A Postmaster described at 'the light at the end of the tunnel' is celebrating 30 years of local service to the Post Office - and the community.
Daljit Lehal, known as Dee, was working for the British Medical Association in the library, when her late husband, Shamus, wanted to fulfil his dreams of owning a shop.
And so the couple, along with daughters Sheron and Reena - and later son Jesse - took on the Bedford Road post office and shop in July 1991.
Shamus, sadly passed away three years ago and Dee has continued to run the Post Office.
She said: “It was incredibly hard, but I have carried on when most would have given up.
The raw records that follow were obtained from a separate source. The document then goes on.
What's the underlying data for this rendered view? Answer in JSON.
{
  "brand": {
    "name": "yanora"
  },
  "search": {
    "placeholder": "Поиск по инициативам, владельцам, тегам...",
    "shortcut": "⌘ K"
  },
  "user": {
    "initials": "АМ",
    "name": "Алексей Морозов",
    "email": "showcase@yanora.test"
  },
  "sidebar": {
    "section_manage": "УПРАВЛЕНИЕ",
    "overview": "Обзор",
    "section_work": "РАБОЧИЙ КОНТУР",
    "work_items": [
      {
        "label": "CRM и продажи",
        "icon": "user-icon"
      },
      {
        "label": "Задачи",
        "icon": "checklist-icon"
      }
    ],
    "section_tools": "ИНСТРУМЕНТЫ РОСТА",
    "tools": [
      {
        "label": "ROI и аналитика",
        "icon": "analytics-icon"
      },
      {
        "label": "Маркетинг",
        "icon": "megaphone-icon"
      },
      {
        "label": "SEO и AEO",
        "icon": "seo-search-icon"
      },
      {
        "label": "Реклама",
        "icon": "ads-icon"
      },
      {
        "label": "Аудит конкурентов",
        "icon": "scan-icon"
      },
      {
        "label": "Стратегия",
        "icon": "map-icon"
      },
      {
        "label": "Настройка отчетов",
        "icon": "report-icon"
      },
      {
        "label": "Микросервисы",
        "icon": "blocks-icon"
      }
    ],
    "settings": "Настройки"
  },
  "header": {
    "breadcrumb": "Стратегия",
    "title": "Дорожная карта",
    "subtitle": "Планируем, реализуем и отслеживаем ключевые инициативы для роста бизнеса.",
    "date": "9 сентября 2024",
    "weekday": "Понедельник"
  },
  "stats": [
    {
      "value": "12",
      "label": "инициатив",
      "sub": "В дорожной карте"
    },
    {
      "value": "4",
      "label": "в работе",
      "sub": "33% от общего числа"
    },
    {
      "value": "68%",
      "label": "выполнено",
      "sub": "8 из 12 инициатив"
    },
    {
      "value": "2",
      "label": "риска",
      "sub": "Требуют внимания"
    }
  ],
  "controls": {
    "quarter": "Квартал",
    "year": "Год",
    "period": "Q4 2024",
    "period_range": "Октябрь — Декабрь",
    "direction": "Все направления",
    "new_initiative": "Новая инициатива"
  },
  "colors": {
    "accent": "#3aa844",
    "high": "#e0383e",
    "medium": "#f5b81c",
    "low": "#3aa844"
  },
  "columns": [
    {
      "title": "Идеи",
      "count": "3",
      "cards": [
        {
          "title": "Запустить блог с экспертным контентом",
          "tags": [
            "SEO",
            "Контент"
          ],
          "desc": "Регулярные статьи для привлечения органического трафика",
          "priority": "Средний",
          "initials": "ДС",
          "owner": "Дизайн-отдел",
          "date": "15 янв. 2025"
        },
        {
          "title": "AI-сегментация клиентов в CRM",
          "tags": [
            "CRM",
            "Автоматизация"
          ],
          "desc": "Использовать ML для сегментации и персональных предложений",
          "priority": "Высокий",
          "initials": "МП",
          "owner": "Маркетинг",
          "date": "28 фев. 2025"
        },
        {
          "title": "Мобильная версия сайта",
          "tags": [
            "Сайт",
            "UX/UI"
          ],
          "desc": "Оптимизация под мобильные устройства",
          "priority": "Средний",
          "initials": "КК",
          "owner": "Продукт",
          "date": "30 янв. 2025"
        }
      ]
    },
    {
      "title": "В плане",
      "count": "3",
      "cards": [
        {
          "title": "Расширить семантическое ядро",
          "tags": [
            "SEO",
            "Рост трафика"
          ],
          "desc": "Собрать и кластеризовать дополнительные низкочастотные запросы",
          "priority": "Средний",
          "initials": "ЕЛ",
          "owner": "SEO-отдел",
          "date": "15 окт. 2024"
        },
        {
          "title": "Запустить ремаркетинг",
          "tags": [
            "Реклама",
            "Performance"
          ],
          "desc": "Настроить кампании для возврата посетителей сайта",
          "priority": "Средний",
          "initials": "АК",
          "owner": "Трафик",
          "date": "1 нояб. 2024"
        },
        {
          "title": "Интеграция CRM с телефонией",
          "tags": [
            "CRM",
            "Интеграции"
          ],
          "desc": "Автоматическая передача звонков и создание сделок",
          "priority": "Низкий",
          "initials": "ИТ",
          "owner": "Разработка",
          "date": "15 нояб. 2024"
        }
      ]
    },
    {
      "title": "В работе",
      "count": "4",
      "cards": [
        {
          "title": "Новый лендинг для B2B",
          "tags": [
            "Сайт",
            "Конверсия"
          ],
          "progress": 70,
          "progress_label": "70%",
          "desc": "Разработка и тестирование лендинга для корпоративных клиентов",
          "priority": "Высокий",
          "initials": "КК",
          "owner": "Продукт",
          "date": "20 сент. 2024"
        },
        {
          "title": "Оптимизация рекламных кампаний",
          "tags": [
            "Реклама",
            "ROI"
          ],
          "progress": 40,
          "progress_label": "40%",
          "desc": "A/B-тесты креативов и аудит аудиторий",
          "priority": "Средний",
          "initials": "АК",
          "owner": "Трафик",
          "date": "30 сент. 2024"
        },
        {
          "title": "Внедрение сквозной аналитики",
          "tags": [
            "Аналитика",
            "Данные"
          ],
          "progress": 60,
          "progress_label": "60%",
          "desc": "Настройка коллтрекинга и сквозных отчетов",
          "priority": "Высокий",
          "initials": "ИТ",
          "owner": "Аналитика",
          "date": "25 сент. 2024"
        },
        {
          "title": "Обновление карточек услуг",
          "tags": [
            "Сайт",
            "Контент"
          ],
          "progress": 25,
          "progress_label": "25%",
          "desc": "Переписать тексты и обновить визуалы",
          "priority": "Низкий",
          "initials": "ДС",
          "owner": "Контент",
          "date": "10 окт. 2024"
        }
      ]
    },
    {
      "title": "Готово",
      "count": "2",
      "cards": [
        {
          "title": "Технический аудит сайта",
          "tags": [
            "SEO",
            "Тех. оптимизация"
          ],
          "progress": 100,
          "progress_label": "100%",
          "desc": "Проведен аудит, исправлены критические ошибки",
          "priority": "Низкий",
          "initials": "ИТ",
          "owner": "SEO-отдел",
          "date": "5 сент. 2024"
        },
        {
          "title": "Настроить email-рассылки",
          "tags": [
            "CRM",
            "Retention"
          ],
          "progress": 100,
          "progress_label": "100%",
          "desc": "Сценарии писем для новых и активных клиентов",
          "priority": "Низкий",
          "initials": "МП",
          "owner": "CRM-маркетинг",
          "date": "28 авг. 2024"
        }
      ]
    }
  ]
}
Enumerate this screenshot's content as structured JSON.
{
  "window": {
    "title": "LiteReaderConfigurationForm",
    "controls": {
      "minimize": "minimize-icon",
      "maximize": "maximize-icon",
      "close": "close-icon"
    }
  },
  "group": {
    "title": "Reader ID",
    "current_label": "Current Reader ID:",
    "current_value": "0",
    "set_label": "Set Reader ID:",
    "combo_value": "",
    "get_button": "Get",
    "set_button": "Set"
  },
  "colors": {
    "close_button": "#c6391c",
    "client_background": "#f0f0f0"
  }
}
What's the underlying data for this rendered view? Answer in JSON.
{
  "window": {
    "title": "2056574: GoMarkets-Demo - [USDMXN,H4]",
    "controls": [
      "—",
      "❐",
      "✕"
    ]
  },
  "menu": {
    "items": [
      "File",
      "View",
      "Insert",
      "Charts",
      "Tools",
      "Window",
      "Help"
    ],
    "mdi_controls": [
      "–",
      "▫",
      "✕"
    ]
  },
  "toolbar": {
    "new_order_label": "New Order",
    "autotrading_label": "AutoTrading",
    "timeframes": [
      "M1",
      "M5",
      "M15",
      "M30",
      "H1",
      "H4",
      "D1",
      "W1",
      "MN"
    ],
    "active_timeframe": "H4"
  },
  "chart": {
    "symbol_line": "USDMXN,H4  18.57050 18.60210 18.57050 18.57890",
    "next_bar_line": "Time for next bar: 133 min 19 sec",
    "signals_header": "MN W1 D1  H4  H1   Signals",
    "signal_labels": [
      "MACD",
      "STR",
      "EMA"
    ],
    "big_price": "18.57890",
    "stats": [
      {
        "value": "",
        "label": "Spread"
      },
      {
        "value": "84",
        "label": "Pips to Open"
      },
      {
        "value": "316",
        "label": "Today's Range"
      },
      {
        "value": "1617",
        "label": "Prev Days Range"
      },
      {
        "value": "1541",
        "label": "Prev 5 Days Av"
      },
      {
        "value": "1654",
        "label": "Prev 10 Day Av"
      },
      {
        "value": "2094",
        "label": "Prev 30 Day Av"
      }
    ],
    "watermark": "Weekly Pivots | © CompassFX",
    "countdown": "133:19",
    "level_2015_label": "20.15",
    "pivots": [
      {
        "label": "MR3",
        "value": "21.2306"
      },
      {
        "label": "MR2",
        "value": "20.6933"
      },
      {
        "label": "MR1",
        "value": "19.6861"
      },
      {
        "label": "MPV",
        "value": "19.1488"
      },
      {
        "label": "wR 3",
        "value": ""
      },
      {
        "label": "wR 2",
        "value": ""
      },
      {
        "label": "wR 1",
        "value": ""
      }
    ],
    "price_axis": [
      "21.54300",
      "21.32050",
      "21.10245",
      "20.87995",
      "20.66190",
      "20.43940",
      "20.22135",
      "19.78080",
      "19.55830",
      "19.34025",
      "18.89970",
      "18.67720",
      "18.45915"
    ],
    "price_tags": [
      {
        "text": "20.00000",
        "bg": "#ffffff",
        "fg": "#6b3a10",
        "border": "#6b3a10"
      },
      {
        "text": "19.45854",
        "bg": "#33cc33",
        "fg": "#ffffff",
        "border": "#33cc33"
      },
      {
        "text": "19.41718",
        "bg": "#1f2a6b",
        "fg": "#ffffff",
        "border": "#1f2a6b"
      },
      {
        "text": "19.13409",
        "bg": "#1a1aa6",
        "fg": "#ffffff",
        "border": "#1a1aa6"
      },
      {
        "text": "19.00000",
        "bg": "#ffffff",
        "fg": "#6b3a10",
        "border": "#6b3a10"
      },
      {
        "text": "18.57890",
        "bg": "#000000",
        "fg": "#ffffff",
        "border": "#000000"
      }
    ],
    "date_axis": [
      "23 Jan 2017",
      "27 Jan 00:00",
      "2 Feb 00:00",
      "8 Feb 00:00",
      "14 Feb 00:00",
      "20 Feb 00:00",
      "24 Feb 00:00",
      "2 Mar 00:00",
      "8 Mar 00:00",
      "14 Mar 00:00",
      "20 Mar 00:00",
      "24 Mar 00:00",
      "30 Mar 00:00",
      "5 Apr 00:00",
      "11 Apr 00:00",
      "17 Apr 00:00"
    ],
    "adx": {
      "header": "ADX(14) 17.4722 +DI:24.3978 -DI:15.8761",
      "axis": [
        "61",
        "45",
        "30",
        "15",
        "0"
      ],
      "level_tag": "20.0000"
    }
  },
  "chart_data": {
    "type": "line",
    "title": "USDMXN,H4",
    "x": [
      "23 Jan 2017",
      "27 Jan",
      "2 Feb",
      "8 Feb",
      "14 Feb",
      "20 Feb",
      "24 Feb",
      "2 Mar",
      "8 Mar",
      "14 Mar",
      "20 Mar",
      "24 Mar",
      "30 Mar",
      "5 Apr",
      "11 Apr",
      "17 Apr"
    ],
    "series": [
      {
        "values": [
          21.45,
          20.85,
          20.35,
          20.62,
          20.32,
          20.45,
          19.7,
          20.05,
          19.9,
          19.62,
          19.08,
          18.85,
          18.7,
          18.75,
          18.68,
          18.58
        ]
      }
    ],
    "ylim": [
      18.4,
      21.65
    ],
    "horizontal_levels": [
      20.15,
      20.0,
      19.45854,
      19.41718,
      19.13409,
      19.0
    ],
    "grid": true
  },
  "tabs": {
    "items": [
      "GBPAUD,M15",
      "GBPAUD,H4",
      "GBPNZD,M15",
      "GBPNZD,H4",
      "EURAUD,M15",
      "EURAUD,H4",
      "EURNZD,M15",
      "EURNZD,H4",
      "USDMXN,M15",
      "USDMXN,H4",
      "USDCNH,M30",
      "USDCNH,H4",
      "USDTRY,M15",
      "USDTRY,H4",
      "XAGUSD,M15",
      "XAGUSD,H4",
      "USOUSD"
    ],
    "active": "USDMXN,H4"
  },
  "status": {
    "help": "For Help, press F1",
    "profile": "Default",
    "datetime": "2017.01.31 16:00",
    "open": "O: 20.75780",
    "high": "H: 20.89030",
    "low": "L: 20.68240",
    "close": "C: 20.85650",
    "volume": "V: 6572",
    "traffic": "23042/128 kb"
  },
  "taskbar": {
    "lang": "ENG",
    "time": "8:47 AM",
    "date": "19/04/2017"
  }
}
The local community helped to keep me going.”
Dee’s dedication to the community was recognised in the Post Office ‘We’re Stronger Together’ awards in July 2020, in which she was a finalist in the Local Hero category for going the extra mile during the coronavirus pandemic.
When Covid hit Dee ensured her customers could still access essentials.
She said: “Some people were too scared to come out, so instead of closing I took a two-hour lunch break so I could pick up their prescriptions, deliver milk, bread and other essentials. It was important to put back into the community.”
Paul Mead, Post Office Area Manager, said: “Dee’s commitment to her customers goes well above and beyond the port of call, she gives up most of her free time to ensure they are safe. She is like Superwoman!”
Paul recently presented Dee with her 30 Years’ Long Service Award and flowers for her loyal service.
In January this year, Dee lost her mother - another adversity which she said she would not have been able to get through without the support of the community around her.
She said: “I wanted to be there and carry on; I like being part of the community.
"Over the years my youngest customers have grown up, gone to university and are now back living in the village. They come into the shop and are surprised to see I’m still here!”
“Working here is a social thing, I want to take the time to make all my customers feel happy, meeting and greeting everyone in the shop, even the youngest customers’ faces light up when you talk to them.
"Post Office has given me the confidence to talk to people and make them feel happy.”
Dee said she couldn’t have got through the past 30 years without the Wootton community.
She added: “I’d like to thank the Wootton community for believing in me, supporting me even when the shop shelves were empty when Shamus passed away, they still came to use this Post Office.
"Some customers called me the light at the end of the tunnel and have said they are grateful for me for carrying on, and I’m so grateful for them.”